British Columbia, Canada Hydrogen Highway
British Columbia, Canada is building a hydrogen highway system to coincide with the 2010 Winter Olympics. The BC hydrogen highway is planned to run between the cities of Vancouver and Whistler with several other cities in-between and will showcase zero-emissions hydrogen technology.
|B. C. Canada Hydrogen Highway||
Hydrogen refueling stations will also be built in the cities of Richmond, Surrey, Victoria and Squamish. As of late 2006, hydrogen fueling stations have been built in Victoria, Vancouver and Surrey.
The province of British Columbia and BC Transit have committed $10 million towards the first phase of development of hydrogen buses to be used as transport along the hydrogen highway during the Olympics.
Ford has also been testing five of its Focus FCV autos along the hydrogen corridor gathering information about operating hydrogen autos in cold weather conditions. The Ford Focus FCV uses BC-built Ballard Mark 902 fuel cells.
Besides the British Columbia Hydrogen Highway Initiative, Canada also has put $5 million towards three other hydrogen initiatives as well. The Vancouver Fuel Cell Vehicle Project, Hydrogen-Powered Delivery Van Project and the Hydrogen High-Pressure Valve Development Project are part of the Canadian Transportation Fuel Cell Alliance’s goal of moving Canada towards expanded use of hydrogen and fuel cell technologies.
A hydrogen fueling station has been constructed near Victoria at BC Transit’s Langford facility. The station was a collaboration between BOC and BC Hydro and uses a three tier system of low, medium and high pressure hydrogen storage.

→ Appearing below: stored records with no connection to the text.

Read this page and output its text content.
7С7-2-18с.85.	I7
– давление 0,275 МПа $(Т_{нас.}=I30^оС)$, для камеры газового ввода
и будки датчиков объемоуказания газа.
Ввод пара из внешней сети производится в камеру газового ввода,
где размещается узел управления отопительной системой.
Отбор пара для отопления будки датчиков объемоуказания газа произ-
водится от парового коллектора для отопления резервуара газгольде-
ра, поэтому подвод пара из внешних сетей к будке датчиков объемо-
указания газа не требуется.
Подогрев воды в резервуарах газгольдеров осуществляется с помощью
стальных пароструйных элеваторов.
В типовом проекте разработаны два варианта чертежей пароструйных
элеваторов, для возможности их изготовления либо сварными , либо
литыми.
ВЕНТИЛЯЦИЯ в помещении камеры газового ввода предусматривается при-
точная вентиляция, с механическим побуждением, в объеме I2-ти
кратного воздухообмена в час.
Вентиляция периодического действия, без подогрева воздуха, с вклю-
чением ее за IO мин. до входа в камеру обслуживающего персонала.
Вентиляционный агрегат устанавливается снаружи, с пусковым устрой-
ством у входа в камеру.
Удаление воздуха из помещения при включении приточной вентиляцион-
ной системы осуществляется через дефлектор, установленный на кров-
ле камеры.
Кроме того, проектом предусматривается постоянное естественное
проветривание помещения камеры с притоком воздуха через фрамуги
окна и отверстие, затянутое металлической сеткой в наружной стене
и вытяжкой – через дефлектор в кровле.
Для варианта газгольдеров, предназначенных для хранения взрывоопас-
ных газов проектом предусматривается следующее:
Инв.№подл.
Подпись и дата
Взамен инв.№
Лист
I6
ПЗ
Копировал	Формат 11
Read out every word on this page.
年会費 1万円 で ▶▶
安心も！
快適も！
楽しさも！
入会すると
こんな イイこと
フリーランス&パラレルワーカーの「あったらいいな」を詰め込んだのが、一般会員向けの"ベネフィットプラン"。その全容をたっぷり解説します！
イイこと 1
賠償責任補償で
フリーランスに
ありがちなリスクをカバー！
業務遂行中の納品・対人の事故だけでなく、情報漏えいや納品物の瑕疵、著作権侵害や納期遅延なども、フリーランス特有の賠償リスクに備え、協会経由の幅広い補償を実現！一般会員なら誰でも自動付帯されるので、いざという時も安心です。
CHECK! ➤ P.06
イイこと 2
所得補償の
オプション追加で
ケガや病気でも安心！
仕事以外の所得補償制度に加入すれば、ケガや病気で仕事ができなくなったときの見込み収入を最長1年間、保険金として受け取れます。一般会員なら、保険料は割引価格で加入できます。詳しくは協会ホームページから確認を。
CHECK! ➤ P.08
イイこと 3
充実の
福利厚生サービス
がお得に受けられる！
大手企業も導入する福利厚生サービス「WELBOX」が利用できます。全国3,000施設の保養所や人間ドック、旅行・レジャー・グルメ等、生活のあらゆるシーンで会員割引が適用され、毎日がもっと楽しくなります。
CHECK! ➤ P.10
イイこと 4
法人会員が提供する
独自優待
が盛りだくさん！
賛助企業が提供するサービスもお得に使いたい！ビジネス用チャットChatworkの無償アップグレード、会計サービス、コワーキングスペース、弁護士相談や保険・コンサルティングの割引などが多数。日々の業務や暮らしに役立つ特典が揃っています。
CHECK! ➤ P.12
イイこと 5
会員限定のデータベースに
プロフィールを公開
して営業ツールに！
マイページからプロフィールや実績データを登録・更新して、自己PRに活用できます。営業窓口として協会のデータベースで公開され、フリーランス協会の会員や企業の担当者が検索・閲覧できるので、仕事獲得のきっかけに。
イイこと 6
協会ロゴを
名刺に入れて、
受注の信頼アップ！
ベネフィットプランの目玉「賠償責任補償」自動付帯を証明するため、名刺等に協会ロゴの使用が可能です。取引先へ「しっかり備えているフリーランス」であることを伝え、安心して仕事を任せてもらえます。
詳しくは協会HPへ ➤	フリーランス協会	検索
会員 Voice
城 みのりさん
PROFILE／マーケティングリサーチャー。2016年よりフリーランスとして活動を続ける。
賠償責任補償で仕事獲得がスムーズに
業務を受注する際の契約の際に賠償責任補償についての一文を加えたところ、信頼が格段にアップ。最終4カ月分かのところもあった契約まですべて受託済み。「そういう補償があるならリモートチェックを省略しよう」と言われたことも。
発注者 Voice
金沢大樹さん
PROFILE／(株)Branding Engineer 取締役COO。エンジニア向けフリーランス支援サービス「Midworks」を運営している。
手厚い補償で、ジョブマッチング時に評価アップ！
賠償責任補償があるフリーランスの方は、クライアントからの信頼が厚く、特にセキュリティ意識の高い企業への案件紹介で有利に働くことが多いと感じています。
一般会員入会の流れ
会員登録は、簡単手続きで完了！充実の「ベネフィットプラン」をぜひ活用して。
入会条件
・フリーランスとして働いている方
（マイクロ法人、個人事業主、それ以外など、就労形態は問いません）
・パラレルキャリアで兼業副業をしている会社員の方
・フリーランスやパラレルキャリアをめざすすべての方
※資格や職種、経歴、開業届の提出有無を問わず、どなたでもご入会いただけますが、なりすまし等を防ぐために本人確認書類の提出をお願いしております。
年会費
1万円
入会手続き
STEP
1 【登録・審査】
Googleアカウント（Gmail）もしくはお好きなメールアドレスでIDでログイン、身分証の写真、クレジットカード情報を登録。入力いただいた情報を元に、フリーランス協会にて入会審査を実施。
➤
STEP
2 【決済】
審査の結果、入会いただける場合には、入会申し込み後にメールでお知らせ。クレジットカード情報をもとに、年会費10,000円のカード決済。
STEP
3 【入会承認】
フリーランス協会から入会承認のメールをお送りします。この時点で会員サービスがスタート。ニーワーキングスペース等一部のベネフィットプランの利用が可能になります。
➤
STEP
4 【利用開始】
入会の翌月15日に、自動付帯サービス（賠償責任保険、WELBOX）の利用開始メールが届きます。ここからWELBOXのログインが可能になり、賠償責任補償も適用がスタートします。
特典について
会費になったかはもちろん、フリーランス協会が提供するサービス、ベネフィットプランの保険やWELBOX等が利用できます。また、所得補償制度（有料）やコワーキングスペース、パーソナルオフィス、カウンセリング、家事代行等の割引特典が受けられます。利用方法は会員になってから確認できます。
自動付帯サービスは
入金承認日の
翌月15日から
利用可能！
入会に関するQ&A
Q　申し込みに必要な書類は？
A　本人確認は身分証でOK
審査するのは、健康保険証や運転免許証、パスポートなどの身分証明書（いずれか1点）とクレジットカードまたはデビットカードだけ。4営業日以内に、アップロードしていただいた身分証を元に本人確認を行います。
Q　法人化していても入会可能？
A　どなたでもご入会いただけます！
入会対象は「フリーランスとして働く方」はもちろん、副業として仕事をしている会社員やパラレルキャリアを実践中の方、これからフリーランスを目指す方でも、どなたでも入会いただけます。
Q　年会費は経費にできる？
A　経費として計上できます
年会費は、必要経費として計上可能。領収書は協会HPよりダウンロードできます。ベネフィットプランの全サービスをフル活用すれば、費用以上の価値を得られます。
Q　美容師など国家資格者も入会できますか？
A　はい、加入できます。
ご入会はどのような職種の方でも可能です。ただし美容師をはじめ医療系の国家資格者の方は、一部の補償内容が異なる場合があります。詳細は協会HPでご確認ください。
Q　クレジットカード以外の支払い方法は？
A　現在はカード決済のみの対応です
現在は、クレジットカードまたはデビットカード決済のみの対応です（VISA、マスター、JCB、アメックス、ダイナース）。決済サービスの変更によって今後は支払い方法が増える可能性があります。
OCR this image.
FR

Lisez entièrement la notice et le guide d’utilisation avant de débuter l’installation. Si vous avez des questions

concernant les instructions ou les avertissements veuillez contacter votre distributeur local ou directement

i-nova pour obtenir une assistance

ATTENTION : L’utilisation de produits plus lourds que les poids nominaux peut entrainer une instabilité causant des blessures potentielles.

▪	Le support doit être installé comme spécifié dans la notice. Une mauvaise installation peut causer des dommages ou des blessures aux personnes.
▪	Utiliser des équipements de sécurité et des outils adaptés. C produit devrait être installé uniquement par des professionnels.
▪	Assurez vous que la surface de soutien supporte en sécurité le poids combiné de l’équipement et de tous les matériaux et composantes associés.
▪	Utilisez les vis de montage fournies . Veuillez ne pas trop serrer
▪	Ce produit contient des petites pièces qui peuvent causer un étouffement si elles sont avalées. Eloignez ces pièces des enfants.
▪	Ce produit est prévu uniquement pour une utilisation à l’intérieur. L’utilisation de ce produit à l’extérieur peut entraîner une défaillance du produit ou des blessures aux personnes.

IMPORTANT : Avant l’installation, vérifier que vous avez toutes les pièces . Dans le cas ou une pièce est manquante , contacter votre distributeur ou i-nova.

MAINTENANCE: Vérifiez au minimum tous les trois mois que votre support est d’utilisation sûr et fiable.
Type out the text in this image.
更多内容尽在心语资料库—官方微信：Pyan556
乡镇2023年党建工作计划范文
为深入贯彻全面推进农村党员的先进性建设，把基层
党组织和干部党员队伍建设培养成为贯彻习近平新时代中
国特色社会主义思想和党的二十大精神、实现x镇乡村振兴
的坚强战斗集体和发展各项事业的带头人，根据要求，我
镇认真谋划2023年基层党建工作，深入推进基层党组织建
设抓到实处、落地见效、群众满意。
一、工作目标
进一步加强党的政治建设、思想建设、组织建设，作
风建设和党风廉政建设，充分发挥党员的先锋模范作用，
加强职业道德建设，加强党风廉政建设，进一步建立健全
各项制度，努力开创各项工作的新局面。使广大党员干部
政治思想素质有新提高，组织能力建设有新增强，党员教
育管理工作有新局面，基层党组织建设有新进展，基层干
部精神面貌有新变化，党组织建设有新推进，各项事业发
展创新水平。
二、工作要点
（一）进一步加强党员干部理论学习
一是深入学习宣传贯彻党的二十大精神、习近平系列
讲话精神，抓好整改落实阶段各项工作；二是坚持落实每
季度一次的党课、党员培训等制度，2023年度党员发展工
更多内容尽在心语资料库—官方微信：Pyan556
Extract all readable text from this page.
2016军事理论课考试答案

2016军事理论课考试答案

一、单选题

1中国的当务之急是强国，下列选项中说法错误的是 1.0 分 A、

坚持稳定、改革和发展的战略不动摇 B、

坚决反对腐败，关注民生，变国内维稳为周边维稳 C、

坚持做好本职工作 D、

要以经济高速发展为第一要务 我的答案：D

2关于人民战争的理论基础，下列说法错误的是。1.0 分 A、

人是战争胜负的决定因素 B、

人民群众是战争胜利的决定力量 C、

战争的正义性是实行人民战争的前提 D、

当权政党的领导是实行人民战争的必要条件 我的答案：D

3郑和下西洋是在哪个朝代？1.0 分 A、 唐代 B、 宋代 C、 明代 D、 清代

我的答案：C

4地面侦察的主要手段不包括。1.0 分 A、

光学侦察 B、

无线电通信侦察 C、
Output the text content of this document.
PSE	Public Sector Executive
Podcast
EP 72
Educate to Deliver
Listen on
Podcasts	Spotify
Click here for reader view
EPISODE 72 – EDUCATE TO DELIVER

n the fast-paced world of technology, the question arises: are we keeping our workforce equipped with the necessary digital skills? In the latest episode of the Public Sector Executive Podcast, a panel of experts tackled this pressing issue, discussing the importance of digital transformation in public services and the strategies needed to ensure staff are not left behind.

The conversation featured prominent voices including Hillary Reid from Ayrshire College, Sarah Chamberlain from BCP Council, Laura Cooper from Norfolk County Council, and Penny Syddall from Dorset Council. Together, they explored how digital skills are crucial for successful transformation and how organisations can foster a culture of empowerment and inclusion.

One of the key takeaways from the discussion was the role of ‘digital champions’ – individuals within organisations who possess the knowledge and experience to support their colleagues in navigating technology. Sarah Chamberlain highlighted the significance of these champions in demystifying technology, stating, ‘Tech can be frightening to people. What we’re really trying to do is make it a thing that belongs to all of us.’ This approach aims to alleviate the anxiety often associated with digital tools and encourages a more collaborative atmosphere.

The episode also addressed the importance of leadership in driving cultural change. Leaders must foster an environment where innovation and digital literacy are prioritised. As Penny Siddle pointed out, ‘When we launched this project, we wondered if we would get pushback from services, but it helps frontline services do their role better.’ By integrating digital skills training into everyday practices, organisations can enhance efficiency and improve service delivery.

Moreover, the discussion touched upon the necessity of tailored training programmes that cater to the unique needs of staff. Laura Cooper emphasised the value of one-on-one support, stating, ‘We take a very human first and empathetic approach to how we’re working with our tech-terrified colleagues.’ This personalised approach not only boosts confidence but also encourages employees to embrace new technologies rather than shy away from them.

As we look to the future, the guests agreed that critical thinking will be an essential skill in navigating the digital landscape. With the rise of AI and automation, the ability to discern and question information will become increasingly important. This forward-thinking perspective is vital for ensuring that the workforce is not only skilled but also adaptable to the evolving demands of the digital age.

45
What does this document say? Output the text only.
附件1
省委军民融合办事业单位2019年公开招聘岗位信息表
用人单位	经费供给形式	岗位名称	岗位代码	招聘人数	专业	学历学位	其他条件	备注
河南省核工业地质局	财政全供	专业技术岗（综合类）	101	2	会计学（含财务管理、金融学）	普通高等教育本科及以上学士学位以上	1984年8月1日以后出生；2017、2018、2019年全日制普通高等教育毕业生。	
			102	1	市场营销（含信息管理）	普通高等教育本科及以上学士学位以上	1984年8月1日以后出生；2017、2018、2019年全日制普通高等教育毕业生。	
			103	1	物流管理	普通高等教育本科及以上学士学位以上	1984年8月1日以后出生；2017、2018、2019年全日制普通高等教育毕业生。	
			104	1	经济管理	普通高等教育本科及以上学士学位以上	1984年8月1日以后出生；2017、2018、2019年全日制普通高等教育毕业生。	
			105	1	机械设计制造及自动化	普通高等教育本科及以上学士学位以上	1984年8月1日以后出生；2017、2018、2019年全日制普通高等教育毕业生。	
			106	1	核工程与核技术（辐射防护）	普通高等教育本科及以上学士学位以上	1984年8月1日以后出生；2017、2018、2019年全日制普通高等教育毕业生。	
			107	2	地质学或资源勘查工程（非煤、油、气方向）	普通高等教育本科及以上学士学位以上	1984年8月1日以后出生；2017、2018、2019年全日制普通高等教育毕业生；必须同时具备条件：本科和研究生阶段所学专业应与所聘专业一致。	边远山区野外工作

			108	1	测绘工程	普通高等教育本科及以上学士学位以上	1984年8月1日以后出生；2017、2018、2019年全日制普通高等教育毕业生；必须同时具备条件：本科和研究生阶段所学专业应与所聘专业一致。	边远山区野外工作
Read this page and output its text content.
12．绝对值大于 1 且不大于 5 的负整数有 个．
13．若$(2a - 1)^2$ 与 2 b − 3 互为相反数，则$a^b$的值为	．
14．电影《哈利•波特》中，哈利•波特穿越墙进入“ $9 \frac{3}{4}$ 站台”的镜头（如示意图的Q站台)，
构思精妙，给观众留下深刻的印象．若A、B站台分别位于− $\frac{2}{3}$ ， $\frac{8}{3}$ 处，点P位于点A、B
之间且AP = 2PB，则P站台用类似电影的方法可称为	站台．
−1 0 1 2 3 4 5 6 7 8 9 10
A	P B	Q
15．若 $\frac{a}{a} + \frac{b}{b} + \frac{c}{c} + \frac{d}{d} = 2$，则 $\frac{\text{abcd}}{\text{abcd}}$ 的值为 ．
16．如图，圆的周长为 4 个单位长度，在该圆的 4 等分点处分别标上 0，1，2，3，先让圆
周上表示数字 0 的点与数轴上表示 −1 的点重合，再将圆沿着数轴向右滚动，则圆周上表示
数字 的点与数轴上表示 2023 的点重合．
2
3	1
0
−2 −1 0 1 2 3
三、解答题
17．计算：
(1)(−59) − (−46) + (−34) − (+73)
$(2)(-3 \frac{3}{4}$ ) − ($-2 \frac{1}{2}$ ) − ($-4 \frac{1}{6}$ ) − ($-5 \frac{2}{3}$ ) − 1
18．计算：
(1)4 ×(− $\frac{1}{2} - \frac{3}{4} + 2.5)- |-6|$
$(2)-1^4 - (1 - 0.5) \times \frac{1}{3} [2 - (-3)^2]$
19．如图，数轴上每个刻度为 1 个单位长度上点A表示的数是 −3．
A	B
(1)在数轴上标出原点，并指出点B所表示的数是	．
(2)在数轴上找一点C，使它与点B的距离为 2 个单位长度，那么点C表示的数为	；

In Vancouver, on the University of British Columbia campus, another hydrogen fueling station has been constructed. The building of the station was a collaboration between National Research Council Institute for Fuel Cell Innovation, BOC Canada and General Hydrogen.
In Surrey, British Columbia, a hydrogen refueling station was opened in March 2002. The station was built and is operated by PowerTech Labs, which is a subsidiary of BC Hydro. In November 2002, the hydrogen filling station was upgraded to deliver pressures up to 10,000 psi to accomodate vehicles with greater capacity and range.
In order to generate hydrogen for the BC Hydrogen Highway and as a long term goal as well, the Integrated Waste Hydrogen Utilization Project (IWHUP) in Vancouver has been implemented. In this project, hydrogen as a byproduct, such as that generated in the sodium chlorate manufacturing process will be used to fuel hydrogen vehicles.